Erdogan, who moves to the presidency at the end of the month after winning a majority in elections last weekend, has said that he is determined to “purge” Gulen’s followers from positions of public influence. The trading halt follows a spate of regulatory action against the bank, including the suspension of its right to collect tax on behalf of the state.
Deputy Prime Minister Ali Babacan, responsible for banking and the Treasury, said Aug. 6 that the government would welcome the purchase of Asya by Ziraat. His comments, made while Asya was still in the exclusive arrangement with QIB, were later contradicted by Yigit Bulut, the prime minister’s chief economic adviser, who spoke on the Sky360 news channel.

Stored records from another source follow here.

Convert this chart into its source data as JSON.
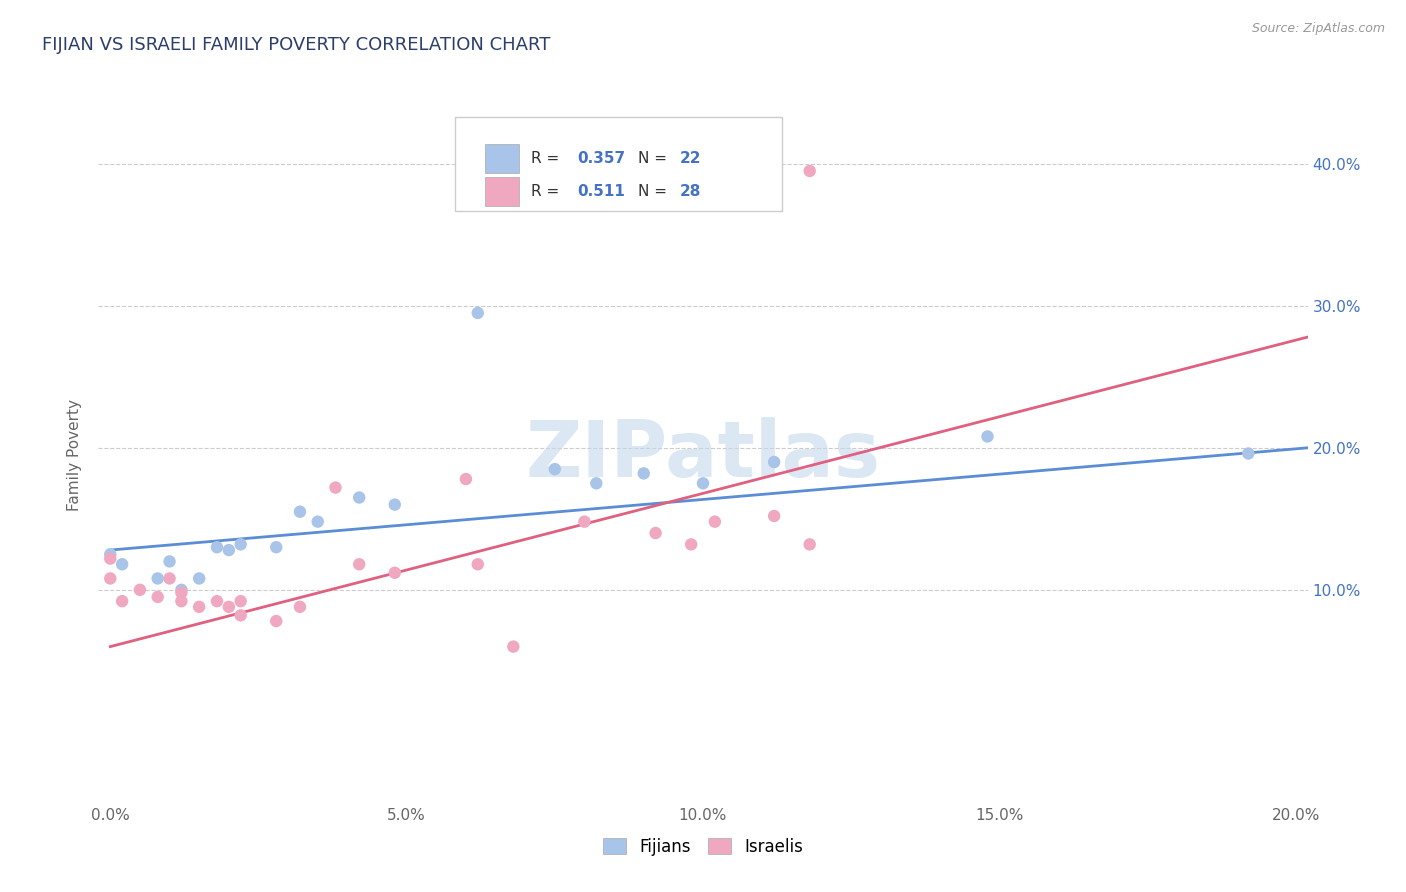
{
  "title": "FIJIAN VS ISRAELI FAMILY POVERTY CORRELATION CHART",
  "source": "Source: ZipAtlas.com",
  "ylabel": "Family Poverty",
  "watermark": "ZIPatlas",
  "xlim": [
    -0.002,
    0.202
  ],
  "ylim": [
    -0.05,
    0.44
  ],
  "xtick_vals": [
    0.0,
    0.05,
    0.1,
    0.15,
    0.2
  ],
  "xtick_labels": [
    "0.0%",
    "5.0%",
    "10.0%",
    "15.0%",
    "20.0%"
  ],
  "ytick_vals": [
    0.1,
    0.2,
    0.3,
    0.4
  ],
  "ytick_labels": [
    "10.0%",
    "20.0%",
    "30.0%",
    "40.0%"
  ],
  "fijian_color": "#a8c4e8",
  "israeli_color": "#f0a8c0",
  "fijian_line_color": "#5b8dd4",
  "israeli_line_color": "#e06080",
  "fijian_r": 0.357,
  "fijian_n": 22,
  "israeli_r": 0.511,
  "israeli_n": 28,
  "fijian_points": [
    [
      0.0,
      0.125
    ],
    [
      0.002,
      0.118
    ],
    [
      0.008,
      0.108
    ],
    [
      0.01,
      0.12
    ],
    [
      0.012,
      0.1
    ],
    [
      0.015,
      0.108
    ],
    [
      0.018,
      0.13
    ],
    [
      0.02,
      0.128
    ],
    [
      0.022,
      0.132
    ],
    [
      0.028,
      0.13
    ],
    [
      0.032,
      0.155
    ],
    [
      0.035,
      0.148
    ],
    [
      0.042,
      0.165
    ],
    [
      0.048,
      0.16
    ],
    [
      0.062,
      0.295
    ],
    [
      0.075,
      0.185
    ],
    [
      0.082,
      0.175
    ],
    [
      0.09,
      0.182
    ],
    [
      0.1,
      0.175
    ],
    [
      0.112,
      0.19
    ],
    [
      0.148,
      0.208
    ],
    [
      0.192,
      0.196
    ]
  ],
  "israeli_points": [
    [
      0.0,
      0.122
    ],
    [
      0.0,
      0.108
    ],
    [
      0.002,
      0.092
    ],
    [
      0.005,
      0.1
    ],
    [
      0.008,
      0.095
    ],
    [
      0.01,
      0.108
    ],
    [
      0.012,
      0.092
    ],
    [
      0.012,
      0.098
    ],
    [
      0.015,
      0.088
    ],
    [
      0.018,
      0.092
    ],
    [
      0.02,
      0.088
    ],
    [
      0.022,
      0.092
    ],
    [
      0.022,
      0.082
    ],
    [
      0.028,
      0.078
    ],
    [
      0.032,
      0.088
    ],
    [
      0.038,
      0.172
    ],
    [
      0.042,
      0.118
    ],
    [
      0.048,
      0.112
    ],
    [
      0.06,
      0.178
    ],
    [
      0.062,
      0.118
    ],
    [
      0.068,
      0.06
    ],
    [
      0.08,
      0.148
    ],
    [
      0.092,
      0.14
    ],
    [
      0.098,
      0.132
    ],
    [
      0.102,
      0.148
    ],
    [
      0.112,
      0.152
    ],
    [
      0.118,
      0.132
    ],
    [
      0.118,
      0.395
    ]
  ],
  "fijian_line": [
    [
      0.0,
      0.128
    ],
    [
      0.202,
      0.2
    ]
  ],
  "israeli_line": [
    [
      0.0,
      0.06
    ],
    [
      0.202,
      0.278
    ]
  ],
  "legend_fijian_label": "Fijians",
  "legend_israeli_label": "Israelis",
  "title_color": "#2c3e6b",
  "axis_label_color": "#666666",
  "tick_color": "#666666",
  "grid_color": "#cccccc",
  "background_color": "#ffffff",
  "watermark_color": "#c5d8ee",
  "stat_label_color": "#333333",
  "stat_value_color": "#4472c4"
}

The shares surged 8.3 percent on Babacan’s comments, before falling as much as as 9.2 percent the next day on Bulut’s and last traded at 1.24 lira.
Borsa Istanbul’s statement said that changes related to partnership and management were not being announced “clearly and openly.” Calls to Bank Asya were not immediately returned.
“In recent history, typically once a company said that they had no undisclosed information to the public, trading resumed without a long break,” said BGC’s Dogan. “I feel like Bank Asya made the necessary announcements.”
Deutsche Bank AG’s Hilal Varol suspended coverage of the bank today, joining eight analysts surveyed by Bloomberg who have halted their coverage since May. Nine other rate it ’hold,’ while two analysts say buy.